Zappant le rôle des maisons de disques, la trap a ainsi établi son propre circuit de diffusion qui opère un raccourci fulgurant entre l’échelle locale et l’échelle planétaire : testés dans les strip clubs d’Atlanta et sur les radios locales, les morceaux sont parallèlement disponibles en ligne. Quatre ans seulement après leur tube Versace, les Migos atteignent déjà le sommet de leur art et touchent celui de la renommée, comme l’atteste le cri du cœur lancé par l’acteur et créateur de la géniale série Atlanta, Donald Glover – également lui-même un rappeur officiant sous le nom de Childish Gambino. Raflant plusieurs Golden Globes, Glover profitait en 2017 de la soirée de remise officielle des récompenses pour lancer un cri d’amour aux Migos, qui ont fait une apparition dans un épisode d’Atlanta : “J’aimerais remercier les Migos, pas pour avoir figuré dans ma série, mais pour avoir fait Bad and Boujee. Honnêtement, cette chanson est géniale.

 

 

Avec 14 morceaux dans le Billboard Hot 100 en 2018, les Migos ont égalé le record de plusieurs décennies des Beatles. Un constat qui leur a valu du succès, tout comme de la jalousie, voire des rafales de commentaires dégradants sur les réseaux sociaux.

 

 

En 2017, le titre Bad and Boujee fracassait littéralement Internet en préambule de la sortie de l’album Culture, et popularisait la culture trap dans le monde entier.

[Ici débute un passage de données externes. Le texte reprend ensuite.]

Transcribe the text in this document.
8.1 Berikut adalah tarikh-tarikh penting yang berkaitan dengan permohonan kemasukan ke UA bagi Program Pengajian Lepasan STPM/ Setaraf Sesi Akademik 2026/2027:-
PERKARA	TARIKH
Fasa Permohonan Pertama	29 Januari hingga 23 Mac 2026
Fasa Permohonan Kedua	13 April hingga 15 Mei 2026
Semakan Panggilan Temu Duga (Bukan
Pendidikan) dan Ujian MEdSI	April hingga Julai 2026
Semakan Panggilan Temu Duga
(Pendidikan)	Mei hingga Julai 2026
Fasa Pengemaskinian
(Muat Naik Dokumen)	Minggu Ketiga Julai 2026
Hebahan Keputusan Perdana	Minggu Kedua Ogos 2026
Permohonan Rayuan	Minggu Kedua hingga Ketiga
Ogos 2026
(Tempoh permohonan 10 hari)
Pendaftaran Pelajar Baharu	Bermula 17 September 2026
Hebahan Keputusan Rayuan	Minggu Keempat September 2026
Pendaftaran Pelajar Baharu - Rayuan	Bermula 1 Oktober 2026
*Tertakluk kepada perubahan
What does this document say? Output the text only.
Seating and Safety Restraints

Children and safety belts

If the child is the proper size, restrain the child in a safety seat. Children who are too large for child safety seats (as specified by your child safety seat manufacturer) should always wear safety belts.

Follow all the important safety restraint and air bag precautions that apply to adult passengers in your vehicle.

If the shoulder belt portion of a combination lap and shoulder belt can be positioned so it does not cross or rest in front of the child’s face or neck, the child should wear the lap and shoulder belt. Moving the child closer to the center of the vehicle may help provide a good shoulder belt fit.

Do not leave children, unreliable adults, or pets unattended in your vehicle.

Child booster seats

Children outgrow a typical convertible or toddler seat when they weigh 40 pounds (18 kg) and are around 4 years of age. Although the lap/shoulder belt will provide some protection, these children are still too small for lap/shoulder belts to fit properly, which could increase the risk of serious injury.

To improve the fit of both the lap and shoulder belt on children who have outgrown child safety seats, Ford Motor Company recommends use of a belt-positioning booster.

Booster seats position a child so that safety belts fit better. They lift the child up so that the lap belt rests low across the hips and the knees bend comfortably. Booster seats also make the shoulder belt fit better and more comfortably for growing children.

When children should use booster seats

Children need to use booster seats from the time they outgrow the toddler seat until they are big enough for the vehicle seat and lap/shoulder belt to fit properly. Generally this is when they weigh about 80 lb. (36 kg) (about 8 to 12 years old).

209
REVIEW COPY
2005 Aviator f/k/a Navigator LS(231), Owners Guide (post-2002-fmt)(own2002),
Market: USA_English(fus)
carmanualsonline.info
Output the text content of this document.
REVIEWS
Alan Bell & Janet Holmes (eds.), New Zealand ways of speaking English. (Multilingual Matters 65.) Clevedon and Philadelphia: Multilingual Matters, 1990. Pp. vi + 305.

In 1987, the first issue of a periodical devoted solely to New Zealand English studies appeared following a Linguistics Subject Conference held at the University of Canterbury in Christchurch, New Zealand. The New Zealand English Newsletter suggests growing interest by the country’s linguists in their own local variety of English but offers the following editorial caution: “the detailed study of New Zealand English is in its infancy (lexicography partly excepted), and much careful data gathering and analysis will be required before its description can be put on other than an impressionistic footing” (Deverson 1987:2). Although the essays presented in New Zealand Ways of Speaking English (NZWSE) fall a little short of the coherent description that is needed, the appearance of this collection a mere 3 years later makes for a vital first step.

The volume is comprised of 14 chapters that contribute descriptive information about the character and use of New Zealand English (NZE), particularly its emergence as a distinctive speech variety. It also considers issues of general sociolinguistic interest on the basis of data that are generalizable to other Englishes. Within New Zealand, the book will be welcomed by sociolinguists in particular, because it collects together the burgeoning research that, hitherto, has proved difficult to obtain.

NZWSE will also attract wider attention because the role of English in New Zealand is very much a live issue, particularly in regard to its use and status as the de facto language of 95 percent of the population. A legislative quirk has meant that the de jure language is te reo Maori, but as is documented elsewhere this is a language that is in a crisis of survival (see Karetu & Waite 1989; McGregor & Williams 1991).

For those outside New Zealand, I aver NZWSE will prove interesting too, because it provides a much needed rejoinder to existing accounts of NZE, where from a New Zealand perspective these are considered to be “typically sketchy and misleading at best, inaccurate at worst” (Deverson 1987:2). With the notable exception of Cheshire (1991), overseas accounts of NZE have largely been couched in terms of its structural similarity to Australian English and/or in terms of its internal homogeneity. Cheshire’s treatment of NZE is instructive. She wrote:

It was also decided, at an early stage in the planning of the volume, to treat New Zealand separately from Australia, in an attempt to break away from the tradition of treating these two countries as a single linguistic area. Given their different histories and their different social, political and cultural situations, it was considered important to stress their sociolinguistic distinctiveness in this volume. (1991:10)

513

Au menu, un style de vie typique des populations métissées et ghettoïsées du sud des États-Unis, entre gangstérisme, fréquentation des strip clubs, vente et consommation de certaines drogues qui ralentissent fortement les tempos des aînés du rap : le lean (codéine diluée dans du soda), la marijuana roulée dans des feuilles de tabac, la MDMA. Le style de musique qui lui est associé, la trap, agrège un son de boîte à rythmes très répétitif et robotique, à des harmonies parfois sombres à base de nappes de synthétiseur. 

 

Lorsque les Migos révèlent au monde le titre Bad and Boujee, son clip dévoile un nouveau volet de l’identité du trio, sous l’influence magique de Kanye West, qui vient de les signer sur son label GOOD Music. Outre un style vestimentaire plus sobre, la vidéo montre la culture très locale d’Atlanta sous un jour à la fois plus pop, plus drôle et plus sexy : des femmes bardées de logos de marques de luxe, exsudant une aura sulfureuse de nouveau gang féminin – bad, soit “méchantes”, mais ayant le goût des choses chères, boujee, c’est-à-dire “bourgeoises” – se baladent avec le groupe sur des quads et des motos, et accompagnent tout naturellement des bols de nouilles instantanées et des seaux géants de poulet frit d’un excellent champagne, le tout dégusté dans un diner tout à fait quelconque. 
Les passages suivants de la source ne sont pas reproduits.